The
most censored speech in America today is not flag-burning, pornography, or the press. The worst censors are those prohibiting criticism of the theory of evolution in the classroom. A Chinese scholar observed,
"In China we can criticize Darwin but not the government. In America you can criticize the government but not Darwin."
All polls show that the vast majority of Americans reject the theory of evolution, as
have great scientists such as Lord Kelvin and Louis Pasteur. But that does not stop an intolerant minority from trying to impose a belief in the ape-to-man theory on everyone else.
School boards have finally had
enough of this tyranny. From Georgia to Pennsylvania to Ohio to Wisconsin to Kansas, school boards are finally moving toward allowing criticism of Darwin's theory.
The Darwinians have propped up their dominance in
the classroom by the persistent use of frauds and flacks. The fraudulent pro-evolution embryo drawings of Ernst Haeckel littered schoolbooks for a hundred years, and it took specific action by the Texas Board of
Education to keep them out of current textbooks even after the New York Times exposed Haeckel's deception.
Many textbooks feature pictures of giraffes stretching their necks to feed high off of trees, but genetics
and observed feeding habits disprove that as a basis for evolution of their long necks. Moreover, the striking beauty of the colored pattern on the giraffes illustrates that design, not merely usefulness, is what
animates our world.
Continued censorship of criticism invites additional fraud, so evolution has suffered more embarrassments than any other scientific theory. The Piltdown Man was a lie taught to schoolchildren for
decades, even featured in the Scopes trial textbook, and only five years ago a dinosaur-bird fossil hoax was presented as true on the glossy pages of National Geographic.
If Darwinians want to teach that whales,
which are mammals, evolved from black bears swimming with their mouths open, we should surely be entitled to criticize that. Yet school libraries have refused to accept books critical of evolution, even when written by
college professors.
Responding to the majority of their constituents, Georgia's Cobb County recently authorized a textbook disclaimer saying "Evolution is a theory, not a fact, regarding the origin of living
things. This material should be approached with an open mind, studied carefully, and critically considered."

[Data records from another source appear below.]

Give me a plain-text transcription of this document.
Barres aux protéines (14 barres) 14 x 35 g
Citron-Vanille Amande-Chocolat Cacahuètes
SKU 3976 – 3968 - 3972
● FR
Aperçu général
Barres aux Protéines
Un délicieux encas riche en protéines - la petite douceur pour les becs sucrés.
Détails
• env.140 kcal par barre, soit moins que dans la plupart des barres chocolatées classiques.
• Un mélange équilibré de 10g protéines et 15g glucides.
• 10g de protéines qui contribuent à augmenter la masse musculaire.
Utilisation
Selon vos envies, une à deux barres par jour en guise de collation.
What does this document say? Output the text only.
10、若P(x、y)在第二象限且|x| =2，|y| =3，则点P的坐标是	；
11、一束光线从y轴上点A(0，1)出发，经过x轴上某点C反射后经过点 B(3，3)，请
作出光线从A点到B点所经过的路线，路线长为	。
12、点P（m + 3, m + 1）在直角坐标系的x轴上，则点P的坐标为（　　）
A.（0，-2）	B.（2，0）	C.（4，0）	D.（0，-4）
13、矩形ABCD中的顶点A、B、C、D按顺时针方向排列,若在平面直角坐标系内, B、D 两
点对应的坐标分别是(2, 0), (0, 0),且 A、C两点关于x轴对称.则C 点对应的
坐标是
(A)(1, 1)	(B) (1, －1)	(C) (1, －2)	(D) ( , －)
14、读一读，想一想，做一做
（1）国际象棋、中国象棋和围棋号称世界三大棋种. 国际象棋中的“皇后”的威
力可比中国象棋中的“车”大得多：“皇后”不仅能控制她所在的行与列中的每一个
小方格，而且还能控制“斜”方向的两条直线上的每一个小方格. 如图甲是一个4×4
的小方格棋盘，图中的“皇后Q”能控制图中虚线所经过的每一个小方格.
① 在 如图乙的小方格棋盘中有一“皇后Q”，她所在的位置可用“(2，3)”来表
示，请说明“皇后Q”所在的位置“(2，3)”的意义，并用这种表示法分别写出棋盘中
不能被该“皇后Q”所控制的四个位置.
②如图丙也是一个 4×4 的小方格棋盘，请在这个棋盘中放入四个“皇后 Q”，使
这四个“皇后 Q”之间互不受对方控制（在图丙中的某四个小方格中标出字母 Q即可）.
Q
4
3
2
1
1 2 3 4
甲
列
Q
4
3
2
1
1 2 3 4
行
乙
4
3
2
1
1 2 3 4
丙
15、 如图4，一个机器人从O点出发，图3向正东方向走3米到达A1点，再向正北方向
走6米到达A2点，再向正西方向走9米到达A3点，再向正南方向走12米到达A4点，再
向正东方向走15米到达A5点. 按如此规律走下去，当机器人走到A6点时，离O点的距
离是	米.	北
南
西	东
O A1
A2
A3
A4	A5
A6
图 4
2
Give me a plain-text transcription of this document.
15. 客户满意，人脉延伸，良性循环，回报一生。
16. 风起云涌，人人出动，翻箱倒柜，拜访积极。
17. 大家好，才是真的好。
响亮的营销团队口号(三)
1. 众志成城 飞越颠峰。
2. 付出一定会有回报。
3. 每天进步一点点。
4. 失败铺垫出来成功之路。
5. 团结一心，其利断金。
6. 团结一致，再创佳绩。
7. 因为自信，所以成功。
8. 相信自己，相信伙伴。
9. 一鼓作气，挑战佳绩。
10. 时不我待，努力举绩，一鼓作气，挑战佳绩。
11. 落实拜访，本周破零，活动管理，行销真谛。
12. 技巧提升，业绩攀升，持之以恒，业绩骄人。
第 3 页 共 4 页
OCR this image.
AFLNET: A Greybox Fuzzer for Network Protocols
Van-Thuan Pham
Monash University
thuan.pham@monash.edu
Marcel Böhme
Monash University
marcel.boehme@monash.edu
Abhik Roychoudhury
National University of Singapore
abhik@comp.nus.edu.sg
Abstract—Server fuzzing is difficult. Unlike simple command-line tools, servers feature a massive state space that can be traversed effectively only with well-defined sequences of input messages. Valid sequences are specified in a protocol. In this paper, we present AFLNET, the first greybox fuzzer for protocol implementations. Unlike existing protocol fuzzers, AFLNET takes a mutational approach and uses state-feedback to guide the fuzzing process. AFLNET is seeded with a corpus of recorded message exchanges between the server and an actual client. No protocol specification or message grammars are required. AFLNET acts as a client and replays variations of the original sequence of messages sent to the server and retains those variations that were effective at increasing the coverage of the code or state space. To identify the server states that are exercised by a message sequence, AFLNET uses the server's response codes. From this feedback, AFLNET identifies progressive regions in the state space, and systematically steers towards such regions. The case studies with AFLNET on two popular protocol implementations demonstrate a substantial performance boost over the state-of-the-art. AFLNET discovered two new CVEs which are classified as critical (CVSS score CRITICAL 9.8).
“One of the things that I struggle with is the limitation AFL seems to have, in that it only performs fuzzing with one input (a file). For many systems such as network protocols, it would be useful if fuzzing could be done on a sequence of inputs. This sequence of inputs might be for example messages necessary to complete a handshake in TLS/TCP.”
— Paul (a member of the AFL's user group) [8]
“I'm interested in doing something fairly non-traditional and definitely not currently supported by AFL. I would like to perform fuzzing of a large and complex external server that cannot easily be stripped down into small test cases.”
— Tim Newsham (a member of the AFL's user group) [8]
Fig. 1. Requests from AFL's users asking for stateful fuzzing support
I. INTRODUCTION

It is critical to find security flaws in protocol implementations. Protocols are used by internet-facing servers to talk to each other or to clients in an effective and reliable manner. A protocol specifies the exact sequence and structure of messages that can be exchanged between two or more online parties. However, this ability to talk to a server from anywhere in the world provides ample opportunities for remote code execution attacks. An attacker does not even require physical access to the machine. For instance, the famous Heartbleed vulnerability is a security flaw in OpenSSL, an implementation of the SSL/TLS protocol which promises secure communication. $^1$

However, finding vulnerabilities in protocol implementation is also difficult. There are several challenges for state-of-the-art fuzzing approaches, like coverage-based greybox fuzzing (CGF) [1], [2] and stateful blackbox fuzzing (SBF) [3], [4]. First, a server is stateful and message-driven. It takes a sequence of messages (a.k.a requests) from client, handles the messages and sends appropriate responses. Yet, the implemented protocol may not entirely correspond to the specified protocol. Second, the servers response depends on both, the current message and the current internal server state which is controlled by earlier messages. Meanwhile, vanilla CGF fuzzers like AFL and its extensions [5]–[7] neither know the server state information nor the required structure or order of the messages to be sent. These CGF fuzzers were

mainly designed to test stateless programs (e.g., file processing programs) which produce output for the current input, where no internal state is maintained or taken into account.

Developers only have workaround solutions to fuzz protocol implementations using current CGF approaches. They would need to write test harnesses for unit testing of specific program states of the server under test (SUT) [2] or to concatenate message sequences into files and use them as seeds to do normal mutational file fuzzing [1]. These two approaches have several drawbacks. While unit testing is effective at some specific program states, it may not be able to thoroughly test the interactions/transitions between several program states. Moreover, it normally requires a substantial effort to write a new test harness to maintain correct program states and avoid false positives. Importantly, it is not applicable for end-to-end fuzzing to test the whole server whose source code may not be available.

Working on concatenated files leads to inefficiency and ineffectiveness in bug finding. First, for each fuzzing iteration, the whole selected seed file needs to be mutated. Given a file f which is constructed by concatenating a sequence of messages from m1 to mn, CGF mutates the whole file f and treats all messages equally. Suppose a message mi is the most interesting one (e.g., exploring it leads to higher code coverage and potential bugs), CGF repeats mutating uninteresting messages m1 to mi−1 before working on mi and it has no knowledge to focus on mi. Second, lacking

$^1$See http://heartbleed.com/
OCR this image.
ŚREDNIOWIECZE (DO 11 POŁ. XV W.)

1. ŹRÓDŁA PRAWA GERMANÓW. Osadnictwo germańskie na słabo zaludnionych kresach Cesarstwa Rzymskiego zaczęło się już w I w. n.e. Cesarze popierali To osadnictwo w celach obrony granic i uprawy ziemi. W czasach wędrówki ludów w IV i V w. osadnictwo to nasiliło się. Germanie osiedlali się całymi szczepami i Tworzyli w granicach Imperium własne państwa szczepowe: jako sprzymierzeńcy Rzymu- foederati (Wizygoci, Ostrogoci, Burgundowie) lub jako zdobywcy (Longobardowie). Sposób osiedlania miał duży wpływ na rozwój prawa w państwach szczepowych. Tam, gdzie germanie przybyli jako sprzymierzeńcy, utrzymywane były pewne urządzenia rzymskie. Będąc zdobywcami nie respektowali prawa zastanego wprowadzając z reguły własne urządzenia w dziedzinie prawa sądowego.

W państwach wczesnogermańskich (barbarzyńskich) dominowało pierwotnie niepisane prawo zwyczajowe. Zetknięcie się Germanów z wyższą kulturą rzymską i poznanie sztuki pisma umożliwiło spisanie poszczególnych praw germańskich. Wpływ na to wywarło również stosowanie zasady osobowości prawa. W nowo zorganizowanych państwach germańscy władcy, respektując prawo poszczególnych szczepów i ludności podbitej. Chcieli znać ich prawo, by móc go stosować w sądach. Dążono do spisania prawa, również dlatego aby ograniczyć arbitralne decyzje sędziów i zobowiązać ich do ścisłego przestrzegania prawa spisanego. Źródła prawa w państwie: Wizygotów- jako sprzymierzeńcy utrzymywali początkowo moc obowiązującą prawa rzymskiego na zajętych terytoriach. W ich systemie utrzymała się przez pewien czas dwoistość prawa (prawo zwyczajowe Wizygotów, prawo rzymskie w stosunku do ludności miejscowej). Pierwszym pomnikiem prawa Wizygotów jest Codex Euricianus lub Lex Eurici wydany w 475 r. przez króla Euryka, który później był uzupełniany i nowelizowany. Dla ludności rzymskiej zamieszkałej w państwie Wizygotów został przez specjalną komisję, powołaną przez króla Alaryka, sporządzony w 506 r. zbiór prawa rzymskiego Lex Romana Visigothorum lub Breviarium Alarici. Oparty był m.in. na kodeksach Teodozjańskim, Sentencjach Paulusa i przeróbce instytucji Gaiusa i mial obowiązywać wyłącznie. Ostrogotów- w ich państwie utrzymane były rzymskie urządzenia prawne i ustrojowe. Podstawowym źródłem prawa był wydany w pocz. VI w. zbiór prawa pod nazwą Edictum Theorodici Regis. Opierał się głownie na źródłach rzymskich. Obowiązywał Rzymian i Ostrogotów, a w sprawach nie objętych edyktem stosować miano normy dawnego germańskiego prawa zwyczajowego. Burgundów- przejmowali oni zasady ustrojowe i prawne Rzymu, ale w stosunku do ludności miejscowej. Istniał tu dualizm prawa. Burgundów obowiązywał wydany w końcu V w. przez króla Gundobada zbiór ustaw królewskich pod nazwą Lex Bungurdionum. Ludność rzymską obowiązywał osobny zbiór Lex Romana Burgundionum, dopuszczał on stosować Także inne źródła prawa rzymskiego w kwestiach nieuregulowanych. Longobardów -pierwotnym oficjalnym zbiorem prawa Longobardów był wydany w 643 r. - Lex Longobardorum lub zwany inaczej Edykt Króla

The ACLU claims this is unconstitutional and is seeking out supremacist judges to order classroom
curricula to continue the censorship and forbid an open mind about evolution. If the theory of evolution were well-supported, there would be no reason to oppose open debate about scientific claims.
In December, a
world-famous champion of atheism, Antony Flew, announced his conversion to acceptance of intelligent design underlying our world. The Dallas Morning News observed, "If the scientific data are compelling enough to
cause an atheist academic of Antony Flew's reputation to recant most of his life's work, why shouldn't Texas schoolchildren be taught the controversy?"
At 81, Flew can speak out because he is now free from the
peer pressure that silences younger colleagues who fear loss of jobs, funding, or even dreams of winning a Nobel prize. Evolution critics Sir Fred Hoyle and Dr. Raymond Damadian were unjustly denied Nobel prizes and
their work was instead recognized by awards to less-deserving others.
Darwinians know they cannot persuade skeptical adults, so they try to capture impressionable schoolchildren. At our expense and against our
wishes, children are taught that the world exists only for what is useful, not by design.
To typical schoolchildren full of wonder, we live in a world best described as a marvelous work of art. The snowflakes that
grace us at Christmastime typify the artistic beauty that bestows joy on all ages but, like an acid, evolution corrodes this inborn appreciation of beauty and falsely trains children to view themselves as mere animals
no more worthy than dogs or cats.
There is a strong correlation between belief in evolution and liberal views on government control, pornography, prayer in schools, abortion, gun control, economic freedom, and even
animal rights. For the most part, the schools in the blue Kerry states are strongly pro-evolution, while the red Bush states allow debate and dissent.
It should surprise no one that the United States, land of the
free and home of the brave, has the lowest percentage of evolution believers in the world. The highest percentage lived in Communist East Germany.
The Tom Daschle Senate quietly slipped a provision into the No Child
Left Behind Act that requires, by the 2007-2008 school year, science testing by grade 5. That gives the censors the authority to force ten-year-olds to believe and defend evolution.
It is long overdue for parents to
realize they have the right and duty to protect our children against the intolerant evolutionists. Hooray for the courageous school boards that are finally rejecting censorship and allowing debate.